Story Maps

Share your summer road trip with a story map

Summer is the prime time for a classic American adventure: the road trip. If you have kids, they’re out of school for a few months, or, if you’re a recent college grad like myself, you’re out of school forever. Whether you’re moving across the country or traveling for pleasure, you may find yourself packing up a car and hitting the road.

The view from I-40 in Arizona.

It was my own drive from New Jersey to southern California that inspired this post, but the real reason you should know how to use Esri Story Maps to document your road trip is that they are the perfect medium for this sort of travel story. You can add pictures, videos, and text to a visualization of your route and share it online with your friends and family.

Here are a few of the story map templates that are best-suited to document your travels.

Get started with Story Maps

To make a story map, all you need is an ArcGIS Online account, which is free. The Story Maps webpage contains all the information you’ll need as well as some inspiring examples and templates.

Use the Map Tour template for maximum efficiency.

As its name suggests, the Map Tour template was designed to take people on a virtual tour: in this case, the stops you took on your trip. It’s a relatively simple matter of organizing your photos and deciding what you want to say about them. This template offers three distinct layouts and the ability to configure colors, change the basemap, and customize the zoom level, so you’ll get a story that’s uniquely yours.

I went through the process of creating a map tour with some of my media from my road trip this summer and compiled a list of tips and tricks.

Organize the media you want to use. A simple but essential tip: start by storing everything in the same folder and give photos recognizable names.

Decide if you are using video or not. If you’re using video, you’ll have to access your media from online (more on that later). If you don’t plan to use video, you can upload image files from your computer.

If you’re hosting your media online, I recommend Flickr for photos and Vimeo or Youtube for videos  Note: Though Flickr supports video, Story Maps currently do not accept Flickr videos.

You can add location in the story map or in advance. The story map needs to know where to place each point on the map. Depending on your camera, there may already be a location associated with each photo. If not, you can input latitude and longitude in the file’s information using Flickr, Google Photos, or a desktop photo management software.

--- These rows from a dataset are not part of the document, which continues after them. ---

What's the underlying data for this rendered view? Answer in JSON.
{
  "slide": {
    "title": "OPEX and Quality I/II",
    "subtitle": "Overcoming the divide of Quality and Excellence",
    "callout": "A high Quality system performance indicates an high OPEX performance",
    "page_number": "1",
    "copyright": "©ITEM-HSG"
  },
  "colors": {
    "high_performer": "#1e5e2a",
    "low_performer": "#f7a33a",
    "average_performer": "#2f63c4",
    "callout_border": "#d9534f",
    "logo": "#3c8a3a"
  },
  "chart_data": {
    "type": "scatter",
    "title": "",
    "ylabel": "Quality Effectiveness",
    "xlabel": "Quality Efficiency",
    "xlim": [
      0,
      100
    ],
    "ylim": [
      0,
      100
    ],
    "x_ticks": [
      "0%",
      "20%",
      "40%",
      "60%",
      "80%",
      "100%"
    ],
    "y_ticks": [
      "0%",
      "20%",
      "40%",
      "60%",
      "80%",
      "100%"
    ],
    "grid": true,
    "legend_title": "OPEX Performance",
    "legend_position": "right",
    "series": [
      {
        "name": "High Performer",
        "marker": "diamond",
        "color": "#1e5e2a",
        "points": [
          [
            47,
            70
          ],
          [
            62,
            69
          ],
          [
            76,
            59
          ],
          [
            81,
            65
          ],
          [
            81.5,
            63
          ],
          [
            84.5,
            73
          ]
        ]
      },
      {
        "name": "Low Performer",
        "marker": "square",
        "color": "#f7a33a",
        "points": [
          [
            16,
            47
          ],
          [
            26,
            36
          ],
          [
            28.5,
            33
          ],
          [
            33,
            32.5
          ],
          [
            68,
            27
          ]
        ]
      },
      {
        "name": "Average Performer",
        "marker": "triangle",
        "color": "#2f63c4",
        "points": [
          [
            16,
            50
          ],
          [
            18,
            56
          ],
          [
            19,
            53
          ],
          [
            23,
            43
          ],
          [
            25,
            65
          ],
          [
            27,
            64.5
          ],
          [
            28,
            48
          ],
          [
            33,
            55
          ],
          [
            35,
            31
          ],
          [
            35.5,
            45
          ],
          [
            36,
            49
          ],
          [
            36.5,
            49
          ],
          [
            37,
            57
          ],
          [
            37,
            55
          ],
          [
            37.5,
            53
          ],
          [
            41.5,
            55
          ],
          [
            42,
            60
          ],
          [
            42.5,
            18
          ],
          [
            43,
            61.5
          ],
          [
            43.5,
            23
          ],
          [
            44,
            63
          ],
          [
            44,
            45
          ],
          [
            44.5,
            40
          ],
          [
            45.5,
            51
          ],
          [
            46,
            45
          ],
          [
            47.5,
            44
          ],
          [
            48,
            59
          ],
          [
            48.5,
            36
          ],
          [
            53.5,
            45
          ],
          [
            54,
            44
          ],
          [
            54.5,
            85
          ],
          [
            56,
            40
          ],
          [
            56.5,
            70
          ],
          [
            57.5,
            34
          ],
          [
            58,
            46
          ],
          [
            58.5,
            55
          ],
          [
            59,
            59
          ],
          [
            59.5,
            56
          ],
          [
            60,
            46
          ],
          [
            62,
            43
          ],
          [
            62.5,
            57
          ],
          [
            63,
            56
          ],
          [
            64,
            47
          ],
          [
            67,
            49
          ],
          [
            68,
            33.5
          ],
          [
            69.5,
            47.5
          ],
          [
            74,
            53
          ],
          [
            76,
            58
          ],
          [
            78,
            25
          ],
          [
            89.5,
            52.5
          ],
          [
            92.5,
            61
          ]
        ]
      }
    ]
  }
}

I manually added the latitude and longitude values from the Google map of my trip to my photos in the Organizr in Flickr, but you can also upload your photos and choose their location manually within the story map app.

The Flickr Organizr is one way to manage the locations of your images. After opening all your photos in the Organizer, you can click through and change each item's properties.

Add photos first, then videos. Once you’ve uploaded images to Flickr or Google Plus, and videos to Vimeo or Youtube, it’s time to add both to the map. When you create a new Map Tour, you’ll be prompted to select where your media is.

The Map Tour prompt to set the default media location. I chose Flickr because I had more pictures than videos, and manually added videos later.

Start by choosing the site where you’re hosting your images, and configure each event. Then, you can add videos individually by creating new events. To do this, click the Add button along the bottom of the window. In the pop-up, select Video and paste the video URL into the appropriate box. Finally, click the cog next to the URL to get the default thumbnail.

Configuring a new tour point with a Vimeo video and the default thumbnail.

Use Map Journal to emphasize your route

If you want to enhance your road trip narrative with custom maps you made on ArcGIS Online or Desktop, the Map Journal template offers more options (Note: You’ll need an ArcGIS subscription to use Desktop apps and for full access to ArcGIS Online options. You can get a free trial here). There’s room for creativity here, too. For example, I chose to re-work my story using a custom basemap, a line feature to show my route, and some added texture for the Grand Canyon. You can check out my map journal here.

Because you’re representing a road trip, it’s important to choose a large map that encompasses your entire route, and to change the custom extent for each stop so the map slides along with the progress of your trip.

Setting the custom map configuration for a new step in the Map Journal.

Most of the above tips still hold for this template, except for the last two. In this case, pins are not generated for each image, so having precise location coordinates for each image is unnecessary – instead, you’ll configure the map view to shift with each image. Also, you won’t be prompted to choose a batch of images when opening the app, but will have options to add media throughout the Main Stage or Side Panel content.

Get even more creative!

There are many other ways to document your road trip with an Esri Story Map, and each template has its own set of advantages. If you’re more interested in emphasizing your travel narrative than the route itself, check out the awesome Cascade story map by Lauren Herbine featured here.

Enjoy your story-mapping journey!

About

As a recent graduate of the Wildlife Science program at SUNY-ESF, I followed my inner geography nerd to an internship on Esri's Desktop Documentation team. I'm fascinated by how communicating creatively with data connects people to places. I love to adventure outdoors and do art, but honestly, since moving to California much of my spare time has been spent eating tacos.